JO 2024: "Ça me brise", d'origine arménienne, le lutteur français Gagik Snjoyan explique pourquoi il renonce au TQO en Azerbaïdjan

Le Français Gagik Snjoyan a fait une croix sur le tournoi de qualification olympique de lutte gréco-romaine qui se tient vendredi prochain à Bakou en Azerbaïdjan. Le prometteur moins de 67 kilos est d’origine arménienne. Comme l’équipe de son pays d’origine et d’autres lutteurs dans la même situation que lui, il a choisi de ne pas se rendre dans le pays voisin, avec qui l’Arménie est en guerre depuis presque 40 ans. Il sait qu’il compromet lourdement ses chances de participer aux Jeux olympiques. Sa famille, très marquée par le conflit, ne voulait pas qu’il fasse le voyage malgré les précautions prises par la Fédération française de lutte.

Gagik Snjoyan, votre nom apparaissait sur la première liste de sélectionnés pour ce TQO vendredi prochain à Bakou. Mais il a été remplacé par celui de votre coéquipier Mamadassa Sylla. Pourquoi?

C’est une question de sécurité avant tout. On sait que la qualification olympique se joue en Azerbaïdjan et étant moi-même d’origine arménienne j’ai décidé de ne pas y aller. C’est une raison de sécurité. Sachant le conflit qu’il y a entre l’Azerbaïdjan et l’Arménie et en prenant en compte l’avis de ma famille, je n’ai pas pris le risque d’y aller.

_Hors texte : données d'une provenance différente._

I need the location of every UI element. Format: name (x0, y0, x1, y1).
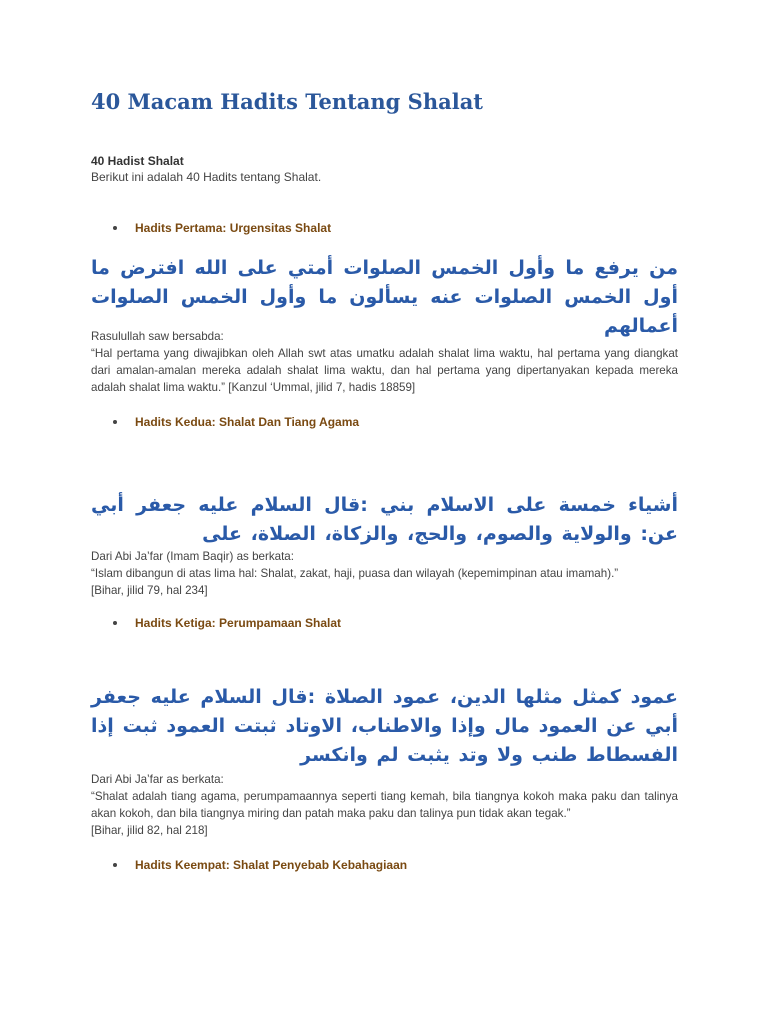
section-heading-label: Hadits Kedua: Shalat Dan Tiang Agama (135, 415, 360, 429)
translation-text: “Shalat adalah tiang agama, perumpamaannya seperti tiang kemah, bila tiangnya kokoh maka paku dan talinya akan kokoh, dan bila tiangnya miring dan patah maka paku dan talinya pun tidak akan tegak.” (91, 790, 678, 820)
narrator-text: Dari Abi Ja’far as berkata: (91, 773, 224, 786)
bullet-icon (113, 420, 117, 424)
section-heading-2 (113, 415, 359, 429)
hadith-body-2 (91, 548, 678, 599)
source-text: [Bihar, jilid 82, hal 218] (91, 824, 208, 837)
section-heading-label: Hadits Keempat: Shalat Penyebab Kebahagiaan (135, 858, 408, 872)
translation-text: “Islam dibangun di atas lima hal: Shalat, zakat, haji, puasa dan wilayah (kepemimpinan atau imamah).” (91, 567, 619, 580)
bullet-icon (113, 226, 117, 230)
narrator-text: Dari Abi Ja’far (Imam Baqir) as berkata: (91, 550, 294, 563)
translation-text: “Hal pertama yang diwajibkan oleh Allah swt atas umatku adalah shalat lima waktu, hal pertama yang diangkat dari amalan-amalan mereka adalah shalat lima waktu, dan hal pertama yang dipertanyakan kepada mereka adalah shalat lima waktu.” [Kanzul ‘Ummal, jilid 7, hadis 18859] (91, 347, 678, 394)
section-heading-label: Hadits Pertama: Urgensitas Shalat (135, 221, 332, 235)
arabic-text-2: أشياء خمسة على الاسلام بني :قال السلام عليه جعفر أبي عن: والولاية والصوم، والحج، والزكاة، الصلاة، على (91, 494, 678, 545)
section-heading-4 (113, 858, 407, 872)
section-heading-1 (113, 221, 331, 235)
arabic-text-3: عمود كمثل مثلها الدين، عمود الصلاة :قال السلام عليه جعفر أبي عن العمود مال وإذا والاطناب، الاوتاد ثبتت العمود ثبت إذا الفسطاط طنب ولا وتد يثبت لم وانكسر (91, 686, 678, 766)
source-text: [Bihar, jilid 79, hal 234] (91, 584, 208, 597)
narrator-text: Rasulullah saw bersabda: (91, 330, 224, 343)
section-heading-label: Hadits Ketiga: Perumpamaan Shalat (135, 616, 342, 630)
page-title: 40 Macam Hadits Tentang Shalat (91, 89, 483, 114)
sub-heading: 40 Hadist Shalat (91, 154, 184, 168)
hadith-body-1 (91, 328, 678, 396)
bullet-icon (113, 621, 117, 625)
hadith-body-3 (91, 771, 678, 839)
intro-text: Berikut ini adalah 40 Hadits tentang Shalat. (91, 170, 322, 184)
section-heading-3 (113, 616, 341, 630)
arabic-text-1: من يرفع ما وأول الخمس الصلوات أمتي على الله افترض ما أول الخمس الصلوات عنه يسألون ما وأول الخمس الصلوات أعمالهم (91, 257, 678, 337)
bullet-icon (113, 863, 117, 867)
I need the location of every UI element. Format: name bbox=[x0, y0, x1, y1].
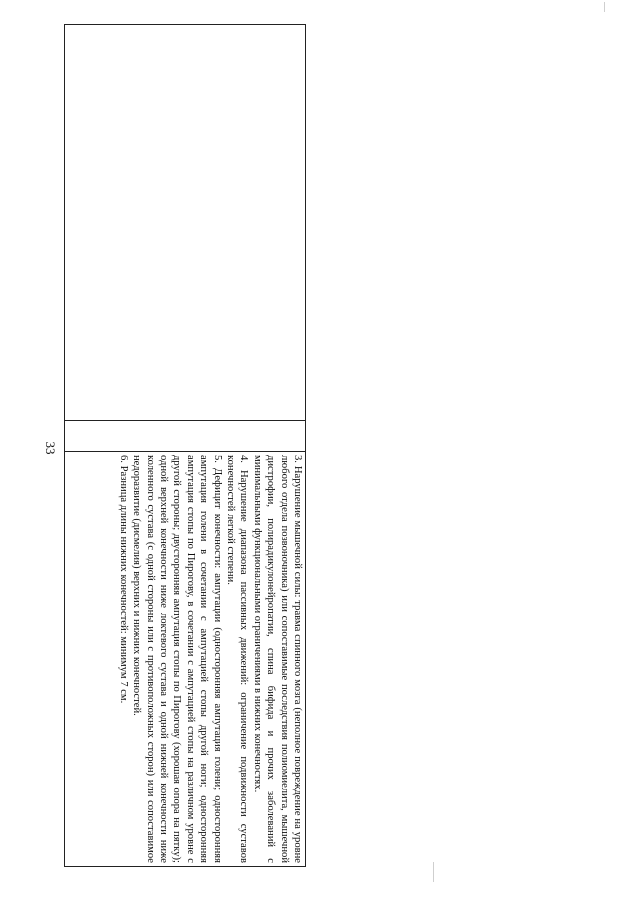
scan-mark bbox=[604, 2, 605, 12]
scan-mark bbox=[433, 862, 434, 882]
criteria-item: 5. Дефицит конечности: ампутации (односторонняя ампутация голени; односторонняя ампутация голени в сочетании с ампутацией стопы другой ноги; односторонняя ампутация стопы по Пирогову, в сочетании с ампутацией стопы на различном уровне с другой стороны; двусторонняя ампутация стопы по Пирогову (хорошая опора на пятку); одной верхней конечности ниже локтевого сустава и одной нижней конечности ниже коленного сустава (с одной стороны или с противоположных сторон) или сопоставимое недоразвитие (дисмелия) верхних и нижних конечностей. bbox=[131, 455, 223, 863]
criteria-table bbox=[64, 24, 306, 867]
table-cell-criteria bbox=[65, 452, 305, 866]
criteria-item: 3. Нарушение мышечной силы: травма спинного мозга (неполное повреждение на уровне любого отдела позвоночника) или сопоставимые последствия полиомиелита, мышечной дистрофии, полирадикулонейропатии, спина бифида и прочих заболеваний с минимальными функциональными ограничениями в нижних конечностях. bbox=[251, 455, 303, 863]
table-cell-empty bbox=[65, 25, 305, 421]
page-number: 33 bbox=[43, 441, 58, 455]
rotated-page-area bbox=[64, 24, 306, 867]
criteria-item: 4. Нарушение диапазона пассивных движений: ограничение подвижности суставов конечностей легкой степени. bbox=[224, 455, 250, 863]
table-cell-blank bbox=[65, 421, 305, 452]
criteria-item: 6. Разница длины нижних конечностей: минимум 7 см. bbox=[117, 455, 129, 704]
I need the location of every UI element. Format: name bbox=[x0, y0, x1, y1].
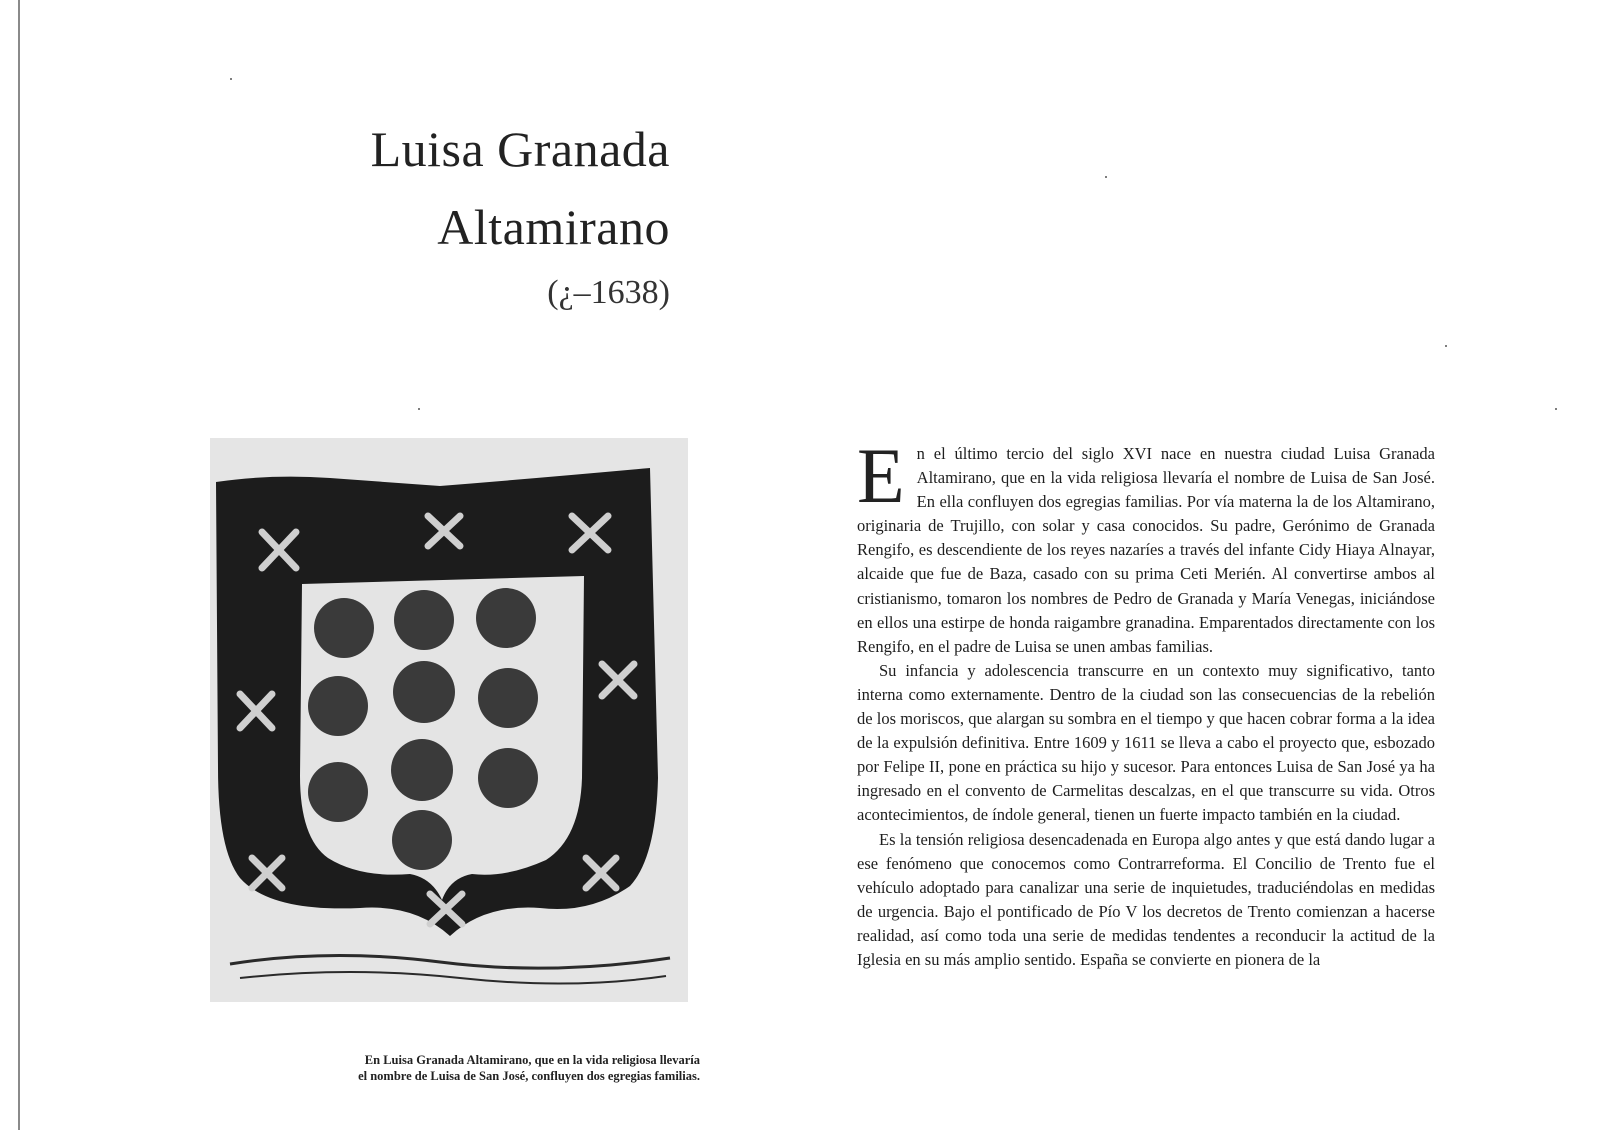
article-body bbox=[857, 442, 1435, 1102]
paragraph-1 bbox=[857, 442, 1435, 659]
title-line-2: Altamirano bbox=[437, 199, 670, 255]
caption-line-1: En Luisa Granada Altamirano, que en la vida religiosa llevaría bbox=[364, 1053, 700, 1067]
caption-line-2: el nombre de Luisa de San José, confluyen dos egregias familias. bbox=[358, 1069, 700, 1083]
life-dates: (¿–1638) bbox=[547, 274, 670, 311]
paragraph-2: Su infancia y adolescencia transcurre en un contexto muy significativo, tanto interna como externamente. Dentro de la ciudad son las consecuencias de la rebelión de los moriscos, que alargan su sombra en el tiempo y que hacen cobrar forma a la idea de la expulsión definitiva. Entre 1609 y 1611 se lleva a cabo el proyecto que, esbozado por Felipe II, pone en práctica su hijo y sucesor. Para entonces Luisa de San José ya ha ingresado en el convento de Carmelitas descalzas, en el que transcurre su vida. Otros acontecimientos, de índole general, tienen un fuerte impacto también en la ciudad. bbox=[857, 660, 1435, 825]
paragraph-3: Es la tensión religiosa desencadenada en Europa algo antes y que está dando lugar a ese fenómeno que conocemos como Contrarreforma. El Concilio de Trento fue el vehículo adoptado para canalizar una serie de inquietudes, traduciéndolas en medidas de urgencia. Bajo el pontificado de Pío V los decretos de Trento comienzan a hacerse realidad, así como toda una serie de medidas tendentes a reconducir la actitud de la Iglesia en su más amplio sentido. España se convierte en pionera de la bbox=[857, 829, 1435, 969]
drop-cap: E bbox=[857, 442, 905, 519]
scan-speck bbox=[230, 78, 232, 80]
figure-caption bbox=[270, 1052, 700, 1084]
page-gutter-line bbox=[18, 0, 20, 1130]
scan-speck bbox=[1445, 345, 1447, 347]
title-line-1: Luisa Granada bbox=[370, 121, 670, 177]
coat-of-arms-figure bbox=[210, 438, 688, 1002]
scan-speck bbox=[418, 408, 420, 410]
scan-speck bbox=[1555, 408, 1557, 410]
paragraph-1-text: n el último tercio del siglo XVI nace en nuestra ciudad Luisa Granada Altamirano, que en la vida religiosa llevaría el nombre de Luisa de San José. En ella confluyen dos egregias familias. Por vía materna la de los Altamirano, originaria de Trujillo, con solar y casa conocidos. Su padre, Gerónimo de Granada Rengifo, es descendiente de los reyes nazaríes a través del infante Cidy Hiaya Alnayar, alcaide que fue de Baza, casado con su prima Ceti Merién. Al convertirse ambos al cristianismo, tomaron los nombres de Pedro de Granada y María Venegas, iniciándose en ellos una estirpe de honda raigambre granadina. Emparentados directamente con los Rengifo, en el padre de Luisa se unen ambas familias. bbox=[857, 444, 1435, 656]
chapter-title bbox=[371, 110, 670, 318]
scan-speck bbox=[1105, 176, 1107, 178]
coat-of-arms-icon bbox=[210, 438, 688, 1002]
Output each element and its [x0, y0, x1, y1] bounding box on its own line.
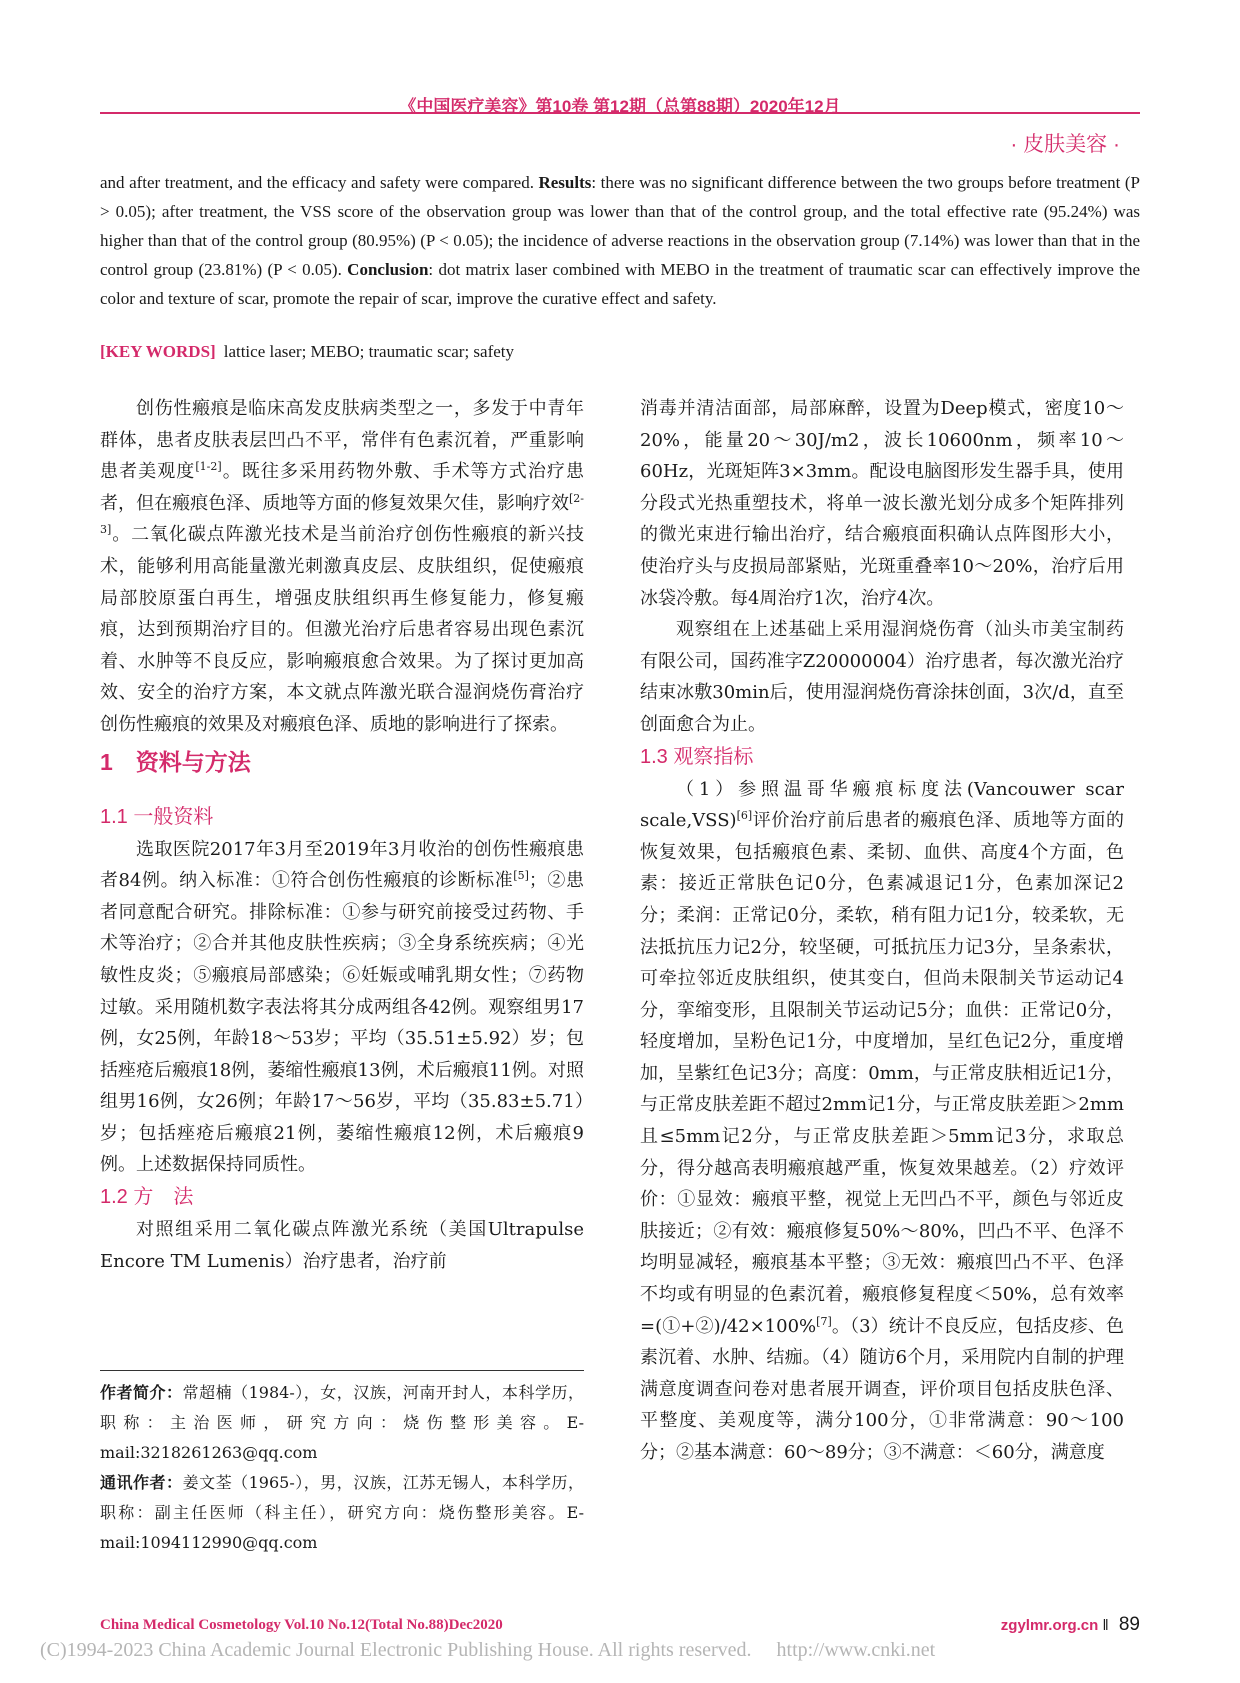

C’est votre famille qui vous a convaincu? Vous vouliez vous rendre à ce tournoi?

En tous les cas, j’avais pris la décision d’y aller. Je savais qu’il y avait un risque. Mais à voir l’état de mes parents, de mon grand frère, j’ai envie de dire que je me suis senti obligé de ne pas y aller. Ils étaient vraiment mal, un état critique je dirais. Dans leurs regards, dans leurs paroles, j’ai vu qu’ils n’étaient vraiment pas rassurés. J’ai pris la décision de les rassurer et donc de ne pas y aller.

Quels ont été vos arguments pour essayer de les faire changer d’avis?

La Fédération française de lutte a contacté la Fédération internationale de lutte pour expliquer la situation. UWW (la Fédération internationale) a dit que tout allait bien se passer. De son initiative, la FFL a engagé une personne pour qu’elle me protège là-bas. La Fédération a tout fait. J’ai présenté tout ça à mes parents. Ce conflit n’est pas récent, il dure depuis des années et des années. Ils ont perdu des proches dans la guerre. Tout ça s’est accumulé, ils ont tous ces souvenirs, ces décès, la situation actuelle, ils ne m’ont pas écouté. Malheureusement ils ne veulent pas en entendre parler.

C’est Mamadassa Sylla qui vous remplace en moins de 67 kilos. S’il se qualifie vous ne pourrez pas tenter votre chance lors du dernier TQO en mai en Turquie. Vous êtes dans quel état d’esprit? Vous souhaitez qu’il se loupe?

Je lui souhaite vraiment de la réussite, du fond du cœur. C’est un bon athlète qui s’entraîne dur. Je ne pourrais pas dormir sur mes deux oreilles en souhaitant le mal à un partenaire. S’il se qualifie tant mieux, il fera les Jeux. S’il ne se qualifie pas, j’aurai vraiment à cœur de participer au TQO prévu à Istanbul.

Pour les lutteurs, la qualification olympique passe par Bakou, c’est obligatoire. Il n’y a pas d’autre chemin. C’est l’histoire et la politique qui vous empêchent de tenter votre chance?

Je le répète: 'qu’est ce que j’ai à voir là-dedans?' Je pensais que ça n’arrivait qu’aux autres. J’ai mérité ma place. Ces JO me tiennent à cœur. C’est sûrement le tournoi le plus important de ma vie. Je sais que je suis prêt et que je peux me qualifier pour Paris 2024. C’est la vie, ça ne me décourage pas, ça me fait mal. Je n’ai pas envie de faire le robot, ça me brise. Je vais rester debout et continuer à aller chercher cette place aux Jeux.